Em um dos ecossistemas de corais mais biodiversos do mundo, uma bomba explode a cada hora. Essa é a conclusão de um estudo conduzido por pesquisadores da University College London no arquipélago de Spermonde, na Indonésia, que utilizou um sistema de monitoramento acústico para quantificar a real dimensão da pesca com explosivos na região. Segundo reportagem da revista New Scientist, foram registradas 3.567 explosões ao longo de 483 dias.

A prática, ilegal e devastadora, consiste em detonar explosivos para atordoar ou matar peixes, facilitando sua coleta. O método, no entanto, pulveriza os recifes de coral, destruindo o habitat marinho de forma indiscriminada. A relevância do estudo está no uso de tecnologia — sensores acústicos e inteligência artificial para analisar mais de 3.600 horas de áudio — para medir um problema notoriamente difícil de quantificar, abrindo uma nova frente para o monitoramento e combate a crimes ambientais.

O som da destruição

A tecnologia permitiu mapear pela primeira vez a frequência e a escala de uma atividade que, até então, era largamente anedótica. O som de uma explosão subaquática viaja por quilômetros, tornando quase impossível a identificação visual dos responsáveis a partir da superfície. A abordagem acústica, por outro lado, oferece um registro objetivo e persistente, capaz de identificar hotspots de atividade e avaliar a eficácia de intervenções de fiscalização.

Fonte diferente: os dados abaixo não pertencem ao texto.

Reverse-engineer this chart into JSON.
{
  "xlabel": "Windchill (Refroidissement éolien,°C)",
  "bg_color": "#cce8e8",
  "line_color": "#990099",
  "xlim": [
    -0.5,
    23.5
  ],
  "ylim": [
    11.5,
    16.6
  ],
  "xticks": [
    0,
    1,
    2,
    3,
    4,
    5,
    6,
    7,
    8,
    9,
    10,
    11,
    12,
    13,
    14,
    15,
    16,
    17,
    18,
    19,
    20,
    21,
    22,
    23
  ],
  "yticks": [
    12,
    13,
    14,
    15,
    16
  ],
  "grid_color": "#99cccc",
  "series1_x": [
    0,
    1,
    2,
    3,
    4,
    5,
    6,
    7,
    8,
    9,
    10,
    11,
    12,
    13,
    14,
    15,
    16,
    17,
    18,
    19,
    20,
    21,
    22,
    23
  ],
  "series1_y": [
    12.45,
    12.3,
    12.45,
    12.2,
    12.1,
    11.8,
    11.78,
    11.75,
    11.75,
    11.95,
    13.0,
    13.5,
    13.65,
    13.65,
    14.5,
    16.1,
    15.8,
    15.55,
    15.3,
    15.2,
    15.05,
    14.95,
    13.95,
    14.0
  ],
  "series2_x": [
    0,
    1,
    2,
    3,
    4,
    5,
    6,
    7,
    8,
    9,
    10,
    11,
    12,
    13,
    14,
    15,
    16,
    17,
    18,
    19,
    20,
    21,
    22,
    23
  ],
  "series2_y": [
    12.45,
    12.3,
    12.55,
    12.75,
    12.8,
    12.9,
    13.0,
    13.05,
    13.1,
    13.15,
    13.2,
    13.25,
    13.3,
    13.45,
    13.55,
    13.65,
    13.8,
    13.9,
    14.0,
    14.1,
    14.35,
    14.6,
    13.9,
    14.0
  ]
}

Para os pesquisadores, a fiscalização em mar aberto é como um jogo de “Whac-A-Mole”, onde reprimir um infrator não impede que outro surja em seguida. A análise de dados em larga escala, contudo, permite uma visão sistêmica. A leitura aqui é que a tecnologia não substitui a fiscalização, mas a torna mais estratégica, direcionando recursos para as áreas mais críticas e fornecendo métricas claras para o sucesso ou fracasso das políticas de combate.

A raiz do problema

O estudo aponta para uma questão mais profunda que a ação individual dos pescadores: uma cadeia de suprimentos ilegal que fornece os materiais para as bombas. Geralmente, a matéria-prima envolve fertilizantes e detonadores, mas pode incluir explosivos roubados de mineradoras ou mesmo de fontes militares. A pesca com bombas não é um problema exclusivo da Indonésia; a prática já foi documentada em mais de 30 países nos trópicos.

Isso sugere que a solução não passa apenas pela repressão no mar, mas por desmantelar essas redes logísticas em terra. Além disso, a erradicação da prática depende de alternativas econômicas viáveis para as comunidades locais, como o treinamento para o turismo sustentável e a restauração dos próprios recifes que hoje são destruídos. A tecnologia expõe a ferida, mas a cicatrização exige uma abordagem que combine segurança, economia e ecologia.

O estudo indonésio serve como um poderoso lembrete de que a inovação pode ser uma aliada crucial na conservação. Ao dar ouvidos à destruição, a ciência oferece as ferramentas para que se possa, talvez, começar a silenciá-la. O desafio, agora, é transformar os dados em ação efetiva antes que o som das explosões seja substituído pelo silêncio de um ecossistema morto.